Twice a year, we’d go up to Manchester to visit my mother’s family and my dad, who was a cabbie, would drop us off at Euston. I remember the sound of the steam blowing off, at six years old it is the loudest thing you’ve ever heard.
There was a photographer on my mother’s side, my Uncle Monty, a Mancunian who had his own studio. It failed and he opened a men’s wear shop when I was very young but I think the magic of it must have sunk in. The artistic talent came down through my mother’s side. One of my cousins was an architect for the London County Council and my mother’s youngest brother worked for Mather & Platt who made the engines for the fountains at Marble Arch – and as a kid, I was taken to see them. My mother’s father had been cut of out the family for philandering and giving money to floozies. He went to live in a cottage and I knew him as ‘the man with the blue face’ because in every photo his face was biroed out. I knew nothing. I was only told who he was when I was older, after he died. Engineers, architects and philanderers – all from my mother’s family and it had a huge influence upon me.
A lot of my father’s family moved out of the East End to a bright new future. We only had part of a passageway as a kitchen outside the flat and when I went back years later, I couldn’t believe how small it all was. My parents had friends that moved to Woodbery Down where there was the first Comprehensive School and that was the catalyst for us to move too.
I got a camera when I was Bar Mitzvahed at thirteen. It was an Ilford Sporty, a crap little camera of plastic and tin and I still have the first photograph I took with it, a picture of the London Hilton. But the genesis of my photography was at Woodberry Down School where they had a dark room. It was all down to my Art Master, Mike Palmer. He put the books of Irving Penn and Cartier Bresson in front of me said, ‘You can do this.’ I was the star pupil in the Art Department and I didn’t much bother with anything else, I used to bunk off other lessons and hang out in the Art Room.
At thirteen years old, I started going to Saturday Art Club at Hornsey College of Art. I didn’t know what was going on then because I was a kid, I was in my own personal universe. When I studied Graphic Design, I only completed one design project because I spent all my time developing my photographs. There was Enzo Ragazzini, an Italian Photographer who had a studio in the Cromwell Rd and we students would get stoned there and drive his Citroen around and do photography projects. He showed me the excitement of being successful at photography and I learnt a lot of darkroom technique from him.
In 1969, I was twenty-one and went to America with a camera with no lens and my American girlfriend bought me a lens in Pittsburgh. That kicked me off, I started photographing America and blew my mind at the first opportunity. I still value the innocence of the photographs I took then. Even now, I’m trying to show the quality of seeing things for the first time that comes through in those pictures. It can be quite hard to recover that vision once you’ve had your eyes opened.”

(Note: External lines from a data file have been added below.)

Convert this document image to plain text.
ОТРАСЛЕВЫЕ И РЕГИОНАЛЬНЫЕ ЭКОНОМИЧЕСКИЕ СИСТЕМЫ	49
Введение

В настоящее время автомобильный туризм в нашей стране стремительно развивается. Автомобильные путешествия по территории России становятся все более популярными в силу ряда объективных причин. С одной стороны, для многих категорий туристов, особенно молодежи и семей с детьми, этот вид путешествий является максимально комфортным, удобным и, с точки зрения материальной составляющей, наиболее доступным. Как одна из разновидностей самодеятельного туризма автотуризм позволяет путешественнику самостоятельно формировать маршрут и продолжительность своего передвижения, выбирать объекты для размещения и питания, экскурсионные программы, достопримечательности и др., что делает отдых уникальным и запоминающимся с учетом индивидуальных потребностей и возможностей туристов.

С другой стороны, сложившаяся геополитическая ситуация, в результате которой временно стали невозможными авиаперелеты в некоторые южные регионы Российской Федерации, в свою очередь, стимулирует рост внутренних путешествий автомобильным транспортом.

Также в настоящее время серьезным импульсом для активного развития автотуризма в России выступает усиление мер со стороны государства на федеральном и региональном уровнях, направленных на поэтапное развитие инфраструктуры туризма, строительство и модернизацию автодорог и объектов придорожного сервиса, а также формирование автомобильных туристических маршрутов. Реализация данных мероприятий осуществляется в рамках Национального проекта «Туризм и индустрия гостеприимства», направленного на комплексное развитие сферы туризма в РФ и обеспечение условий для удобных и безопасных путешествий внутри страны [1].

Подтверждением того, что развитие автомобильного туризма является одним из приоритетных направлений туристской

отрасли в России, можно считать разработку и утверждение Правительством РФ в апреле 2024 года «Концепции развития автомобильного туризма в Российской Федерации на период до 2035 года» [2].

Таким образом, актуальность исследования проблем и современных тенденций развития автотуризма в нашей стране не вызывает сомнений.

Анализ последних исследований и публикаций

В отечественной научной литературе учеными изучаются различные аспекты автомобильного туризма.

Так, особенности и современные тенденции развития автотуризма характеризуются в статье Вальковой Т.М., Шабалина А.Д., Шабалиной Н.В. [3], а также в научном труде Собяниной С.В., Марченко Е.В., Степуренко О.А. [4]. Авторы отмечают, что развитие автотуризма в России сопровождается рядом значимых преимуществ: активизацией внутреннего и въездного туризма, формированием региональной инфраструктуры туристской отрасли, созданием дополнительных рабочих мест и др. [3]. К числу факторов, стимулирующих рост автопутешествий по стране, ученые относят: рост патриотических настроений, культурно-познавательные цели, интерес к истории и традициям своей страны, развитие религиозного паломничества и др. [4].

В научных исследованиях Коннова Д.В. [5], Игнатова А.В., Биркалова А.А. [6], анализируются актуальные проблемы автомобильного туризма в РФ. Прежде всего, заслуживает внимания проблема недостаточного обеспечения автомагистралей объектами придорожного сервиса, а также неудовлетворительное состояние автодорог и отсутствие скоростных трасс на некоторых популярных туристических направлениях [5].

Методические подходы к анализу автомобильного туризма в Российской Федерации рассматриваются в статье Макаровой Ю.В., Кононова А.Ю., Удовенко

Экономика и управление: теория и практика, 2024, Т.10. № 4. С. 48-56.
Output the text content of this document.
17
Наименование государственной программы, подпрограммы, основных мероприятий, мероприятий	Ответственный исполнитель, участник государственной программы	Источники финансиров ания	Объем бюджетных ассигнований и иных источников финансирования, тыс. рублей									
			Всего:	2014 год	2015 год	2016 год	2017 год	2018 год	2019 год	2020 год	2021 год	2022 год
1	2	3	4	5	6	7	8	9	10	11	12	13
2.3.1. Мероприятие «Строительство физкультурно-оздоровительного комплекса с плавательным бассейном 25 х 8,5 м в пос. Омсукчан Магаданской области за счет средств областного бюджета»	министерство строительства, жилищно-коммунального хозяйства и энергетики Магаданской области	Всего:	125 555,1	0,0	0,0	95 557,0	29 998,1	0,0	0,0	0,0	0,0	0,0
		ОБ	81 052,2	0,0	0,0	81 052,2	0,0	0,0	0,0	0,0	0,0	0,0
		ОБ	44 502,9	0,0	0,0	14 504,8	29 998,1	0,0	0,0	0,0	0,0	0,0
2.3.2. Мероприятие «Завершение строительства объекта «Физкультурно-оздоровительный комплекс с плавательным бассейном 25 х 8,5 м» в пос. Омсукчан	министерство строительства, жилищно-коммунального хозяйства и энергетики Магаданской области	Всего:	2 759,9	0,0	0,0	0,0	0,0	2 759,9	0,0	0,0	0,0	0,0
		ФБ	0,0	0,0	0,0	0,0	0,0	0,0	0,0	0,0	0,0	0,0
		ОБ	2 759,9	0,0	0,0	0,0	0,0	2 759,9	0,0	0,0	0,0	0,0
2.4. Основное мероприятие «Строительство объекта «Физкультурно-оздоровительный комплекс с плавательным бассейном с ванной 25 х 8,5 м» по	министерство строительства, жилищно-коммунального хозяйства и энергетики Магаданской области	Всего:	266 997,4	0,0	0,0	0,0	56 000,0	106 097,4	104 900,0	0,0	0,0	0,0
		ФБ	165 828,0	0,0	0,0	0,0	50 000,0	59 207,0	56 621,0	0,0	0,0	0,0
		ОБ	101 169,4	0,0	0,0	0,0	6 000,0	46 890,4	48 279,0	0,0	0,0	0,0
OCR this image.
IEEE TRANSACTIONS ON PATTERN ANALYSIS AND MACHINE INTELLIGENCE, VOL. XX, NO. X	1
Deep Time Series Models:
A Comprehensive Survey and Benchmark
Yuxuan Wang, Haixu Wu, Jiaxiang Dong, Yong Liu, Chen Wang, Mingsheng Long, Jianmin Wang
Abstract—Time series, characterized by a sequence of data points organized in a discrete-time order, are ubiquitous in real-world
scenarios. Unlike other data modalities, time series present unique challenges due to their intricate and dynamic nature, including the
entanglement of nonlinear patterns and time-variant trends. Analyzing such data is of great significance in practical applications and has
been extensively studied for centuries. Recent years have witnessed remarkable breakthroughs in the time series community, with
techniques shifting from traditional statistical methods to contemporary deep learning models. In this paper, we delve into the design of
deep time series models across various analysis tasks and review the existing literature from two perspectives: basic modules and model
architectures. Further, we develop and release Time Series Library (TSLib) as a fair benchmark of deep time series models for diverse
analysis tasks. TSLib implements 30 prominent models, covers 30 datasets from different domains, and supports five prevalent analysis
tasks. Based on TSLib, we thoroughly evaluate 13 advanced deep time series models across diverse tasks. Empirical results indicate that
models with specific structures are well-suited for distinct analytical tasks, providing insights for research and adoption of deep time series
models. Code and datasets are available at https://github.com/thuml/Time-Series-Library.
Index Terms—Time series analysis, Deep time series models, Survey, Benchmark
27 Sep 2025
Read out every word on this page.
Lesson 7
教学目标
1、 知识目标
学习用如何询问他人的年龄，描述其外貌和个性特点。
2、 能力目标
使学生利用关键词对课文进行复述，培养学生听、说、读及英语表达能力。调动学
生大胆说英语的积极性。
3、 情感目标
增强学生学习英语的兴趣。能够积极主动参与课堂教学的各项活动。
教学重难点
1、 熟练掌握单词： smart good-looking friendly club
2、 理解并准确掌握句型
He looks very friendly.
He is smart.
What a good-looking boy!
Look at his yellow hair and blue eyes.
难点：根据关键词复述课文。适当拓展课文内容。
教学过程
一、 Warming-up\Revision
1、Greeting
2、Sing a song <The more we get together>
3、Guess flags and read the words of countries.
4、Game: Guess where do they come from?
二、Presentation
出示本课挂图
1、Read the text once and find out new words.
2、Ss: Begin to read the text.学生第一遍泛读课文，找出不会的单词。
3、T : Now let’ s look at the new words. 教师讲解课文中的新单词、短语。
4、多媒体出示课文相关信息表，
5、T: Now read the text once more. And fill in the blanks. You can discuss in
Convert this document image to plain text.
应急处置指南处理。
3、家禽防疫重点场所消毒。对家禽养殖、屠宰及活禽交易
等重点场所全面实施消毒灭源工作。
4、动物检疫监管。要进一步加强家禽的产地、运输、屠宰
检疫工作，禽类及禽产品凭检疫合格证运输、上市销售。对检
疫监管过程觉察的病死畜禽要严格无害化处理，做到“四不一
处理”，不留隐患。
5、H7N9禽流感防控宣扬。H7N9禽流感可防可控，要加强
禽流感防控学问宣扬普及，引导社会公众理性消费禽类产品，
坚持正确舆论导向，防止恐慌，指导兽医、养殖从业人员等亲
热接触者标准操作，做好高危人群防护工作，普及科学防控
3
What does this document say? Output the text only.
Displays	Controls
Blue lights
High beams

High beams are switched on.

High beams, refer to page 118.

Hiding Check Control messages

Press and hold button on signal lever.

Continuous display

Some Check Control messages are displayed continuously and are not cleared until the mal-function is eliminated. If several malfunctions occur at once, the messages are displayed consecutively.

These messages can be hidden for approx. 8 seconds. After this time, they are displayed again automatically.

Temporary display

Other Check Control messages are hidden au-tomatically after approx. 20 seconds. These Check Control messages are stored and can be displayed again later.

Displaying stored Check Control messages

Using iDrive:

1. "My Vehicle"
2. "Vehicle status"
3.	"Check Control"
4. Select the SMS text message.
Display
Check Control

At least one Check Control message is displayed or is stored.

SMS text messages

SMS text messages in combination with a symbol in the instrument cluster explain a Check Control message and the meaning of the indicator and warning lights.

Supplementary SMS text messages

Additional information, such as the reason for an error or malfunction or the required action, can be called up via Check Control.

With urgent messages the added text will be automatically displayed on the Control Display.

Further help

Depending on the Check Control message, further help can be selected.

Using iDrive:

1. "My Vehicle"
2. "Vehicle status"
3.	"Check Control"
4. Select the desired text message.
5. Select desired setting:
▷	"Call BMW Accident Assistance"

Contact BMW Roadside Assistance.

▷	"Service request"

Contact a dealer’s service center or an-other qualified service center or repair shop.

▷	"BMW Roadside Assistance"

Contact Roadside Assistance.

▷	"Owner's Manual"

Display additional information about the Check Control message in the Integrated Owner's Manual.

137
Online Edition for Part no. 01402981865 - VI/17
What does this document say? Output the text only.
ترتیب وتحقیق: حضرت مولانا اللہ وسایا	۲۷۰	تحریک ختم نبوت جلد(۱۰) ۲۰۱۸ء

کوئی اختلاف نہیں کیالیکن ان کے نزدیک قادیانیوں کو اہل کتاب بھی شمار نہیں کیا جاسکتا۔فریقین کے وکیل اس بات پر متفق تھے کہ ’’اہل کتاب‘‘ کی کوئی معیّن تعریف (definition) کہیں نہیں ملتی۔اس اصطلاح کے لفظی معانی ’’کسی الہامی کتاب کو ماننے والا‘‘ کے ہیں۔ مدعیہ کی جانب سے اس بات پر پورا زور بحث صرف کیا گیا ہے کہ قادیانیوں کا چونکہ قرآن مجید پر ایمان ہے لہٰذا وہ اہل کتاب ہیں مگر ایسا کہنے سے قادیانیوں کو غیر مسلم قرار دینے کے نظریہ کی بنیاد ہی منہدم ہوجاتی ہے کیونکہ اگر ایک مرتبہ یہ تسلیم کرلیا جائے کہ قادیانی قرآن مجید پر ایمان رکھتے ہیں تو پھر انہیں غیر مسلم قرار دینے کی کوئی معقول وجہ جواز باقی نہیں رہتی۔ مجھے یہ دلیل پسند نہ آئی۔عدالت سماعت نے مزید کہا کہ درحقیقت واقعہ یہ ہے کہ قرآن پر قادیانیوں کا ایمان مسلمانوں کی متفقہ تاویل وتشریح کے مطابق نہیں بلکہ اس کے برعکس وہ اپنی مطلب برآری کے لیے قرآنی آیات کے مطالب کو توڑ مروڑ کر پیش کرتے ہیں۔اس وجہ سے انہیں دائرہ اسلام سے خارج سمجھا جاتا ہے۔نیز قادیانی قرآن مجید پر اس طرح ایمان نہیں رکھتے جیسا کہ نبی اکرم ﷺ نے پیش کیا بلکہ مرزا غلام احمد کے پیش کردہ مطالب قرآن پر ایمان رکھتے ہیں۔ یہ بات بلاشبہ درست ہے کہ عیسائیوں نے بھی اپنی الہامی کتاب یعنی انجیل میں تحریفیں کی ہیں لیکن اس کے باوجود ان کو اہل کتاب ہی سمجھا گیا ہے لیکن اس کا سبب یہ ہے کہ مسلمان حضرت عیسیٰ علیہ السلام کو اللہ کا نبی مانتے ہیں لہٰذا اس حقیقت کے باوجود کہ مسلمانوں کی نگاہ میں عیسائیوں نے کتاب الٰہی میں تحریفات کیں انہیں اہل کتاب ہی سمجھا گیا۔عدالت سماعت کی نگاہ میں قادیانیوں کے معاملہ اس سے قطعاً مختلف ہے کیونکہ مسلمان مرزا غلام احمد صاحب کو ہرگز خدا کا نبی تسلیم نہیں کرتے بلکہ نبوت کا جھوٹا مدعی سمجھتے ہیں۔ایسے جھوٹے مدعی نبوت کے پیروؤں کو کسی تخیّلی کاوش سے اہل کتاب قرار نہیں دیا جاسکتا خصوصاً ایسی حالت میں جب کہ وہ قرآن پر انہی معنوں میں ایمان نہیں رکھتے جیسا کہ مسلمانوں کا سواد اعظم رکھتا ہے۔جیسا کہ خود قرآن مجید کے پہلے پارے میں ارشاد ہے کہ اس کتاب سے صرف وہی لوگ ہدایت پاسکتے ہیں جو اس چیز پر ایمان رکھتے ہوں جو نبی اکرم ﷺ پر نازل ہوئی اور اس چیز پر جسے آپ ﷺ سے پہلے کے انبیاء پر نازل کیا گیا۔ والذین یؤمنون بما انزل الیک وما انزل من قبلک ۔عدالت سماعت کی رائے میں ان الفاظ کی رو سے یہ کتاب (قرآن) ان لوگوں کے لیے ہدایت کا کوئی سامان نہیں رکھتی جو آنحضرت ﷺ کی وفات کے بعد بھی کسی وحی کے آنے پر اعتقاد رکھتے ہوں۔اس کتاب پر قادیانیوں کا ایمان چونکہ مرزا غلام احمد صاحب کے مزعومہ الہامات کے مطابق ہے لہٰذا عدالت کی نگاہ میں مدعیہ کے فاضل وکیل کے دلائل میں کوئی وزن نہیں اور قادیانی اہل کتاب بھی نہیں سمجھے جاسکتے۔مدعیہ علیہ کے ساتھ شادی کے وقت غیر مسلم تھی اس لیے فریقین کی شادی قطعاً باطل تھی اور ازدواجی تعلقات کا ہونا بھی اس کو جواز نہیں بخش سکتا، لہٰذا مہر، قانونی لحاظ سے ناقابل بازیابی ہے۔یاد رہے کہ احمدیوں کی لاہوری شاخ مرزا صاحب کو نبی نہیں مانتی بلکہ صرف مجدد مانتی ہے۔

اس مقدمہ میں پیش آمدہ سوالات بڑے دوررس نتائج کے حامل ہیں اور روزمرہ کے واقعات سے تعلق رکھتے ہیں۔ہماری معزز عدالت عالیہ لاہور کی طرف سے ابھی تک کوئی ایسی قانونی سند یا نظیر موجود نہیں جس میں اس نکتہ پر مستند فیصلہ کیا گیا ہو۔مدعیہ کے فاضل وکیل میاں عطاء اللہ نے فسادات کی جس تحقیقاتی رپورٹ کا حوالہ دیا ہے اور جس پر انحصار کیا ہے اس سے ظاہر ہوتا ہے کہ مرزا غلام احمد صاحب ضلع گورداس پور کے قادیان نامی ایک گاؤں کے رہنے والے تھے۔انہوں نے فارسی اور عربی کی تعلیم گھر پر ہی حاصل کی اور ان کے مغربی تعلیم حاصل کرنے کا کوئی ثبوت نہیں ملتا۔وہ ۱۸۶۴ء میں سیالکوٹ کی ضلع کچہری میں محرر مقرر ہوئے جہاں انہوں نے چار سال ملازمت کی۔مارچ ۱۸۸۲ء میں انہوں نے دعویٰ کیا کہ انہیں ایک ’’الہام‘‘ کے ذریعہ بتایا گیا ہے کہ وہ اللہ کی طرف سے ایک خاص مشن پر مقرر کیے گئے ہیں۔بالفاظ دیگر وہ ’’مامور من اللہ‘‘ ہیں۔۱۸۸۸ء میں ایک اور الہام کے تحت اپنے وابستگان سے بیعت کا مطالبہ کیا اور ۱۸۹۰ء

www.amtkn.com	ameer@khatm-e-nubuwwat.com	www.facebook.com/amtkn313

Bob’s dad was a cab driver known as “Mottle” or “Mott” Mazzer, 1947
Mott outside Basil House in Berners St with Bob’s mother Augusta known as “Jean,” 1947
Bob sits on his dad’s taxi in Berners St, 1948
Bob is wheeled past the Tower of London by his mum in 1948, on the right is his mother’s sister-in-law and cousin.
Bob in Berners St, 1950
Bob with his dad visiting a spitfire in Trafalgar Sq, 1952
Bob at Harry Gosling school, 1953
Bob climbs on a cannon outside the Tower of London in 1956 with his grandmother and sister in the foreground and cousins on the cannon
Bob Mazzer was given his first camera for his Bar Mitzvah at thirteen years old at the Bernard Baron Settlement Synagogue.
Two of the earliest tube pictures by Bob Mazzer.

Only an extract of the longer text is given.